今春現在、全国高校女子硬式野球連盟に加盟しているのは福知山成美(京都)、神村学園(鹿児島)、埼玉栄(埼玉)、花咲徳栄(同)、駒沢学園女子(東京)、蒲田女子(同)の6校。公式戦としては春・夏全国大会が開かれている。全国大会はまだ加盟校が少なく、地区予選はない。国際開洋第二は早ければ来年夏の全国大会から出場できる見通し。また、県内には同校以外の私学にも女子硬式野球部創部の動きがあるという。
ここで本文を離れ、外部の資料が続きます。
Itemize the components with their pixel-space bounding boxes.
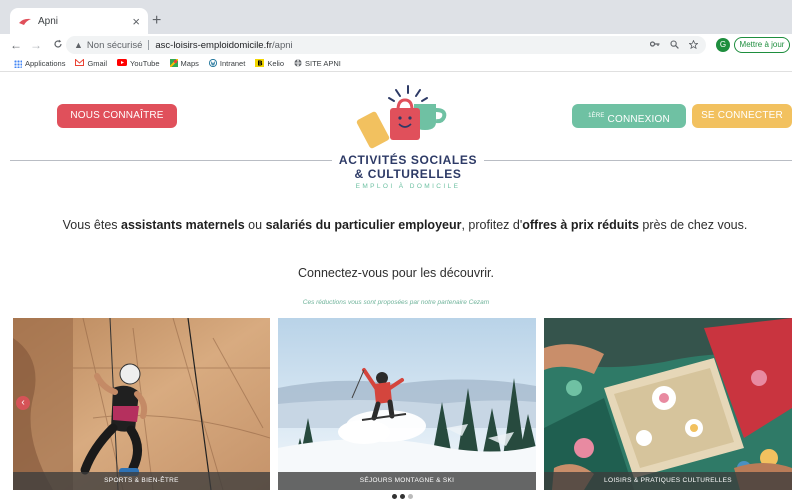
bookmark-intranet[interactable]: Intranet: [208, 58, 246, 69]
star-icon[interactable]: [688, 39, 699, 51]
asc-logo-icon: [356, 85, 447, 149]
intro-text: Vous êtes: [62, 218, 122, 232]
new-tab-button[interactable]: +: [152, 13, 161, 29]
intro-text: près de chez vous.: [638, 218, 748, 232]
bookmark-maps[interactable]: Maps: [168, 57, 199, 69]
climber-illustration: [13, 318, 270, 490]
address-bar[interactable]: ▲ Non sécurisé asc-loisirs-emploidomicil…: [66, 36, 706, 54]
slider-prev-icon[interactable]: ‹: [16, 396, 30, 410]
omnibox-separator: [148, 40, 150, 50]
profile-avatar[interactable]: G: [716, 38, 730, 52]
card-label: SPORTS & BIEN-ÊTRE: [13, 472, 270, 490]
bookmark-gmail[interactable]: Gmail: [75, 58, 108, 68]
gmail-icon: [75, 58, 85, 68]
tab-title: Apni: [38, 15, 59, 27]
category-card-loisirs[interactable]: LOISIRS & PRATIQUES CULTURELLES: [544, 318, 792, 490]
bookmark-label: Maps: [180, 59, 199, 68]
carousel-dots: [392, 494, 413, 499]
url-path: /apni: [272, 39, 293, 51]
connect-prompt: Connectez-vous pour les découvrir.: [298, 266, 494, 280]
bookmark-kelio[interactable]: B Kelio: [255, 58, 284, 69]
category-card-ski[interactable]: SÉJOURS MONTAGNE & SKI: [278, 318, 536, 490]
bookmarks-bar: Applications Gmail YouTube Maps Intranet: [0, 56, 792, 72]
premiere-label: CONNEXION: [604, 114, 670, 125]
key-icon[interactable]: [649, 40, 660, 51]
bookmark-label: Gmail: [87, 59, 108, 68]
card-label: LOISIRS & PRATIQUES CULTURELLES: [544, 472, 792, 490]
zoom-icon[interactable]: [670, 39, 679, 51]
logo-tagline: EMPLOI À DOMICILE: [355, 183, 461, 190]
premiere-connexion-button[interactable]: 1ÈRE CONNEXION: [572, 104, 686, 128]
nous-connaitre-button[interactable]: NOUS CONNAÎTRE: [57, 104, 177, 128]
header-rule-right: [484, 160, 792, 161]
svg-text:B: B: [258, 59, 263, 66]
carousel-dot[interactable]: [392, 494, 397, 499]
apni-favicon-icon: [18, 14, 32, 28]
bookmark-label: Kelio: [267, 59, 284, 68]
bookmark-label: Intranet: [219, 59, 246, 68]
carousel-dot[interactable]: [408, 494, 413, 499]
update-button[interactable]: Mettre à jour: [734, 37, 790, 53]
bookmark-applications[interactable]: Applications: [14, 59, 65, 68]
crafts-illustration: [544, 318, 792, 490]
security-label[interactable]: Non sécurisé: [87, 40, 142, 51]
tab-apni[interactable]: Apni ×: [10, 8, 148, 34]
tab-strip: Apni × +: [0, 0, 792, 34]
se-connecter-button[interactable]: SE CONNECTER: [692, 104, 792, 128]
browser-toolbar: ← → ▲ Non sécurisé asc-loisirs-emploidom…: [0, 34, 792, 56]
intro-paragraph: Vous êtes assistants maternels ou salari…: [60, 216, 750, 234]
category-card-sports[interactable]: SPORTS & BIEN-ÊTRE: [13, 318, 270, 490]
wordpress-icon: [208, 58, 217, 69]
logo-title-line1: ACTIVITÉS SOCIALES: [338, 153, 478, 167]
partner-note: Ces réductions vous sont proposées par n…: [302, 299, 490, 306]
carousel-dot[interactable]: [400, 494, 405, 499]
card-label: SÉJOURS MONTAGNE & SKI: [278, 472, 536, 490]
omnibox-actions: [649, 39, 699, 51]
kelio-icon: B: [255, 58, 265, 69]
reload-icon[interactable]: [50, 38, 66, 52]
globe-icon: [294, 58, 302, 69]
maps-icon: [168, 57, 179, 69]
youtube-icon: [117, 59, 128, 68]
bookmark-label: SITE APNI: [305, 59, 341, 68]
back-arrow-icon[interactable]: ←: [8, 38, 24, 52]
intro-bold: salariés du particulier employeur: [265, 218, 462, 232]
browser-window: Apni × + ← → ▲ Non sécurisé asc-loisirs-…: [0, 0, 792, 500]
logo-title-line2: & CULTURELLES: [354, 167, 462, 181]
header-rule-left: [10, 160, 332, 161]
premiere-superscript: 1ÈRE: [588, 113, 605, 119]
apps-grid-icon: [14, 59, 22, 68]
bookmark-youtube[interactable]: YouTube: [117, 59, 160, 68]
bookmark-label: Applications: [25, 59, 66, 68]
intro-bold: assistants maternels: [121, 218, 245, 232]
intro-text: ou: [244, 218, 266, 232]
tab-close-icon[interactable]: ×: [132, 14, 140, 29]
skier-illustration: [278, 318, 536, 490]
intro-text: , profitez d': [461, 218, 523, 232]
intro-bold: offres à prix réduits: [522, 218, 639, 232]
bookmark-label: YouTube: [130, 59, 160, 68]
bookmark-site-apni[interactable]: SITE APNI: [294, 58, 341, 69]
forward-arrow-icon[interactable]: →: [28, 38, 44, 52]
url-host: asc-loisirs-emploidomicile.fr: [155, 39, 273, 51]
warning-icon[interactable]: ▲: [74, 40, 83, 50]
日高地方では10年ほど前から学童野球で女子選手の活躍が目立ち始め、ここ数年は中体連の大会で男子に引けを取らない選手もいる。ただ、高野連には女子選手の参加が認められておらず、野球を続けたい高校生にとって地元への硬式野球部創部は新たな進路として朗報になりそう。数年後には地元からの女子プロ野球選手誕生、日本代表入りにも期待が膨らむ。同校の問い合わせは℡53―0316まで。
国際開洋第二高校 1990年創立。 総合進学、 看護医療系進学、 人間科学スポーツ系進学の3コースがあり、 生徒数は63人。 硬式野球部は、 平成15年夏の選手権和歌山大会で準優勝。
女子硬式野球 現在の競技人口は約600人といわれている。 昨年、 ナックル姫こと吉田えり投手 (18) が男性と同一チームでプレーする初の女子プロ野球選手となり、 一躍注目された。 今春から日本女子プロ野球機構のリーグ戦が2チームの参加でスタート。 社会人野球、 茨城ゴールデンゴールズ・片岡安祐美選手 (23) らも広く知られており、 2年に1度開催されているワールドカップでは2008年の第3回大会で日本代表が金メダルを獲得している。